Three years ago I read an article about Detroit, the once vibrant city that has now been in decline for many years. The article (on structurehub.com) expressed great optimism for the city’s future, in part because of its decommissioning of much of the city’s residential areas.
The author wrote, “Over the years, hundreds of companies – of all kinds, not just manufacturers – fled to outlying suburbs (where employees had long since moved) or worse, overseas (where employees could not compete)” and “if ever there was a place where citizens need visionary leadership, courageous creativity, and determined optimism, it is Detroit, where “the estimated functional illiteracy rate in the city limits hovers near 50 percent. The unsolved murder rate is about 70 percent, and unemployment is around an astonishing 29 percent.”
Detroit had done numerous downtown projects including two new stadiums, theaters, parks and re-used skyscrapers, but in 2010 its downtown was still “home to hundreds of under-used, abandoned, or dilapidated buildings.” Out of Detroit’s city limit area of 140 square miles, downtown occupied 10 square miles, and 50 square miles of its outlying urban neighborhoods were vacant or abandoned properties.

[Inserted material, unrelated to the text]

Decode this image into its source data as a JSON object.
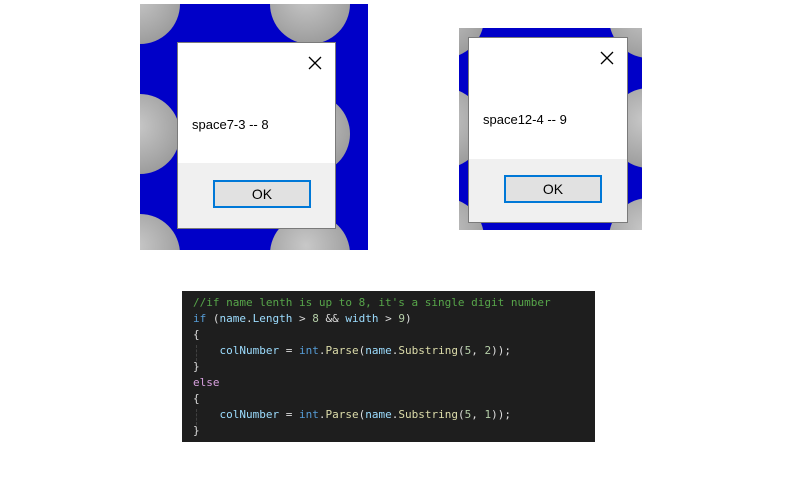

To reduce crime and city maintenance costs, Detroit began bulldozing homes, placing them into “land banks” to be held until the economy improves, or renovated, paid for by a $233 million grant from the federal government made possible by us, the US taxpayers.
About a month after that article was written, the Detroit News reported that “the mayor is forming plans to relocate residents from empty neighborhoods to more populated areas to reflect the city’s decline in population to about 900,000 from 1.8 million in 1950,” and that the city was hiring a renowned urban planner to help plan the downsizing of the city. That downsizing was to include the cessation of city services (water, police, fire, etc.) in some neighborhoods.
In an interview later that year in architectmagazine.com, the planner was asked, “Won’t some people, in fact, have to move, if the city can no longer provide fire, sanitation, police, and other services to their present locations?” The reply: “The city is not looking at a forced relocation strategy. The team is sensitive to the scars left by federal urban renewal programs in the mid-to-late 60s, which in fact did uproot people. So we’re talking about giving people choices (my emphasis) to live in neighborhoods that can best provide the services they need.” To a similar question, the reply was, “…Remember, people have been voluntarily choosing to relocate, depopulating sections of the city. So now we have to figure out, what does a more efficient, more sustainable city look like?”
In 2011, despite its economic problems, Detroit voted to borrow $125 million in transportation funds, of which $73 million was to be spent on light rail and the remainder for new buses and other capital improvement projects.
In May of 2011, Steve Lafleur wrote an article for newgeography.com entitled “Can the Winnipeg Model Save Detroit?,” in which he wrote that Detroit “lost 25 percent of its population between 2000-2010, and over half its population since 1950. Over 90,000 homes stand empty, and many neighborhoods have been completely abandoned… current Mayor Dave Bing…has pledged to knock down a staggering 10,000 structures during his first term.”
In June of 2011, Rick Harrison, also authoring an article for newgeography.com wrote about the fact that Detroit planners had recognized that the extreme mixed use makeup of Detroit’s buildings had been detrimental, and that it would be beneficial to rezone it into “districts confined to one type of use, such as residential, industrial, and the like.” Harrison wrote, “This suggests that the ‘Smart Growth’ goals of mixed uses and mixed incomes may not be so ‘smart’.
None of the articles I researched even mentioned the influence of Islam in Detroit, though one did mention that Lebanese people were doing well there. One source traced Islam’s beginnings in Detroit to (draw your own conclusion) the 1950′s.
Recently the big news is that people are leaving California and New York to go to low taxation states and that wealthy Americans are giving up their citizenship to move to other low taxation countries. The housing bubble has already displaced thousands of families.
The significance of Detroit is that it is a model of what America can expect if it continues down the economic path of socialism and wealth redistribution. Without prosperity, decay occurs rapidly, and when freedom is destroyed, so is prosperity.